Apricot Lane Farms overhead

“A team with many little teams inside of it,” Chester calls it. Life on the farm might seem an odd turn for a woman born in Pittsburgh, raised in Marietta, Ga., and educated in Atlanta. Chester, however, holds vivid, inspiring memories of visiting her grandmother’s rural Pennsylvania home.

“The images and smells of that land stick with me even today,” Chester says.

Some idealistic notion of farm life, however, did not lead Chester to Apricot Lane Farms and a LinkedIn profile that simply reads “farmer.” After graduating from Georgia Tech in 2000, Chester worked for a lawyer and then a production company in Baltimore, where she maintained a modest backyard garden at her home.

“That’s where I came alive and realized I’d rather be the person with the talent instead of the person managing the talent,” she says.

Chester enrolled in culinary school in New York City, graduated in 2006, and soon after moved with John to Southern California. Now “the person with the talent,” Chester crafted dishes high in flavor and nutritional value for private clients. Encountering difficulties sourcing the quality ingredients she sought for her meals, a reality she traced directly to the health of the soil, Chester charted plans to become a responsible producer.

Apricot Lane Farms’ initial 130-acre project quickly expanded—30 acres here and 54 acres there—while adding livestock and new varieties of fruits and vegetables. Governing it all was the painstaking effort of bringing life, nutrients, and biodiversity back to the battered land, which had been over-farmed for the previous five decades. John, in fact, likened the farm’s purchase to buying a bank that had been robbed.

Without any previous farming experience, the Chesters built a lively, biodynamic organic farm through heaps of patience and sweat equity, including using ecologically re-generative farming methods, such as planting cover crops, rotationally grazing animals, and creating compost to improve the soil. It’s a riveting story captured in John Chester’s award-winning documentary film The Biggest Little Farm.

“People were into what we were doing,” Chester says. “Because of the film, they were inspired to grow their own food at home and connect more with the natural world.”

While Chester could look upon a promise fulfilled, she acknowledges the effort’s cost. In regenerating the land, Chester admits she and John overlooked regenerating themselves.

“We were exhausted and overwhelmed,” Chester says.

Working with business coaches, counselors, and wellness coaches, the couple have since developed the infrastructure to cultivate health for themselves and their business. They introduced structure and systems to business operations like HR and communications and clearly articulated their vision to their swelling team.

“We needed to create health within ourselves to fulfill the goals and dreams we had for the land,” Chester says.
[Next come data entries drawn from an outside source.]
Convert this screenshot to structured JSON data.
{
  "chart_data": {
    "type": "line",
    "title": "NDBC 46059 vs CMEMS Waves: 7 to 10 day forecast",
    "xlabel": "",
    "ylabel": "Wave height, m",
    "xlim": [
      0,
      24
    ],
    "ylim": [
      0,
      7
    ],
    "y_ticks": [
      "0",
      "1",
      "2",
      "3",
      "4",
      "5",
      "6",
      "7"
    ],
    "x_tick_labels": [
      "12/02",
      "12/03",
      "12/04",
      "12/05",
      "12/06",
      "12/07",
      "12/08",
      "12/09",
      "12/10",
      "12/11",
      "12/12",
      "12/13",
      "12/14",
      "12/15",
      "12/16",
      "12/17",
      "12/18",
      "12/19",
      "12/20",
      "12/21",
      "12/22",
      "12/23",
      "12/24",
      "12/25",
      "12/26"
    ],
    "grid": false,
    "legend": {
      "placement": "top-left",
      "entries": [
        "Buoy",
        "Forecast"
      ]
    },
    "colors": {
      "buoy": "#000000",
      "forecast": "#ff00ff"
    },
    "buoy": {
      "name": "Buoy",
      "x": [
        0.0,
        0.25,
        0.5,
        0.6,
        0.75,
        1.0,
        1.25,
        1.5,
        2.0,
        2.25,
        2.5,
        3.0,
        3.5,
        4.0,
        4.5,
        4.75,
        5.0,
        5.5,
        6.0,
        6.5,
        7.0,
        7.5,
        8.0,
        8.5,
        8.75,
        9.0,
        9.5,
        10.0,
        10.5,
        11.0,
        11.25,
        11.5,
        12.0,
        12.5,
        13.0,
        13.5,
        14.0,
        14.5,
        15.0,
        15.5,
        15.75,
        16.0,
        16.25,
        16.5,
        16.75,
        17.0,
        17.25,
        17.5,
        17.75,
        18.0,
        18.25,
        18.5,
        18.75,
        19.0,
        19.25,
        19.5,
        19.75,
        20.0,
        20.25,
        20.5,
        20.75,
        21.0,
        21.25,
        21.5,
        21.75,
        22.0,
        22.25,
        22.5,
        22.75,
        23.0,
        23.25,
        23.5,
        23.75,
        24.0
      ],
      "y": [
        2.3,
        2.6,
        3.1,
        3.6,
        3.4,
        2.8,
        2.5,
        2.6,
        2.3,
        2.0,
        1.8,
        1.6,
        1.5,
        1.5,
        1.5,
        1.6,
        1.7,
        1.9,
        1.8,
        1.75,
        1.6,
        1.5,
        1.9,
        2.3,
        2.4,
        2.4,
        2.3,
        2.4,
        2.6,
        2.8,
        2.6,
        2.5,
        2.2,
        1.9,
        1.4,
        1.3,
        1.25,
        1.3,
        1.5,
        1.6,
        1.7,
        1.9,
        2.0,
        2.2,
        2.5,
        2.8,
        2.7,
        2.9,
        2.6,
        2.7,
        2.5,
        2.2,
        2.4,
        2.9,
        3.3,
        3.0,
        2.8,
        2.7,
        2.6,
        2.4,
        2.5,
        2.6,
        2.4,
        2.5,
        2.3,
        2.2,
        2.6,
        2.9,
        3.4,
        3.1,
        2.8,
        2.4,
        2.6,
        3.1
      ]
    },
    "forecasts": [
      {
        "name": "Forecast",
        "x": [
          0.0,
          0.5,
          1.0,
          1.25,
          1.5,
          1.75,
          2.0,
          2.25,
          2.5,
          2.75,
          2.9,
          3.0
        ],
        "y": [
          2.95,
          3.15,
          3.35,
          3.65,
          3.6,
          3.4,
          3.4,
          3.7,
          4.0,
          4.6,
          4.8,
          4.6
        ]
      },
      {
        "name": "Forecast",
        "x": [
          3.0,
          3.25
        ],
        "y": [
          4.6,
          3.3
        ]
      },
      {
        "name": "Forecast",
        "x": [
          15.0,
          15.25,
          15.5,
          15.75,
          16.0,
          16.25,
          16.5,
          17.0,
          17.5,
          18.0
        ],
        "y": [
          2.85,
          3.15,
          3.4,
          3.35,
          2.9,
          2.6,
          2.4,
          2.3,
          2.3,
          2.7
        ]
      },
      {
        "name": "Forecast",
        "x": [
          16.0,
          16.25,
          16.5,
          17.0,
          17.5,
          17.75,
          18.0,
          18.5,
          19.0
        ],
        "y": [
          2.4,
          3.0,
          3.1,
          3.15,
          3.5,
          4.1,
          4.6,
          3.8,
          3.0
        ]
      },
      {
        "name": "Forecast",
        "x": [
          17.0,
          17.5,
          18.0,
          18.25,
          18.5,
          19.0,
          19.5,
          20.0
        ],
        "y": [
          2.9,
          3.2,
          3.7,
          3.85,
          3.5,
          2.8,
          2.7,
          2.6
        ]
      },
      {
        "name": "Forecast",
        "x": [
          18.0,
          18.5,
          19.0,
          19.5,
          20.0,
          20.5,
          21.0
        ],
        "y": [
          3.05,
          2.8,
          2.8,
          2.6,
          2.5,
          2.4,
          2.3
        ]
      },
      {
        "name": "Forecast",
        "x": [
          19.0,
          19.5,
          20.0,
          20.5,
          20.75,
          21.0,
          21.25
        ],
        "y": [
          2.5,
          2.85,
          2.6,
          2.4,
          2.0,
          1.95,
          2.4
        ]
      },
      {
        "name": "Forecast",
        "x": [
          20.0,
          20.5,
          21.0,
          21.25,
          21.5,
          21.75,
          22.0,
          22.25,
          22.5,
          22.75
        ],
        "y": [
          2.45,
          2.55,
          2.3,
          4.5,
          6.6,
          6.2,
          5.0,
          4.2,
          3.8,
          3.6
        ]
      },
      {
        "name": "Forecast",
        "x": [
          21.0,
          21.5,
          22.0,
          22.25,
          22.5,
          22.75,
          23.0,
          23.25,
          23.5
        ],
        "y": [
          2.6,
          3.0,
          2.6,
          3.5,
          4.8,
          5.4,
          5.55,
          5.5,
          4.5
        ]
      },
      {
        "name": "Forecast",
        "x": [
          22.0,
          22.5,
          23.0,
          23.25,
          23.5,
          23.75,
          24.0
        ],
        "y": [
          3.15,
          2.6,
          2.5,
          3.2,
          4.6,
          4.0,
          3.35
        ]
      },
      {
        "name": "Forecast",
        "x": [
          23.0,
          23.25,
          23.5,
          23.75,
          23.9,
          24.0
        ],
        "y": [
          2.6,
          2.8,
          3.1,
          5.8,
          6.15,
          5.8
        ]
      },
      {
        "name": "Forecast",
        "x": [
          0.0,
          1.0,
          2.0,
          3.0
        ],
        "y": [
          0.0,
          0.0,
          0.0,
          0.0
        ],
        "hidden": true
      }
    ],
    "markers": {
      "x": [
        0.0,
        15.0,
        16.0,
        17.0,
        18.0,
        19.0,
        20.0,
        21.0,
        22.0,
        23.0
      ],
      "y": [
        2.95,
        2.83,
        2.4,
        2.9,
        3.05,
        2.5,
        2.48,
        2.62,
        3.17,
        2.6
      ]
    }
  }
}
Today, Apricot Lane Farms—the land as much as its people—enjoys a fruitful existence. Chester relishes daily connections with the natural world, which enrich her life and stimulate her creativity, a reality evident in the recent publication of The Apricot Lane Farms Cookbook.

“When you’re in a place where you love what you do, there’s no question of quitting or failure,” she says. “You’re deeply committed because you love it.”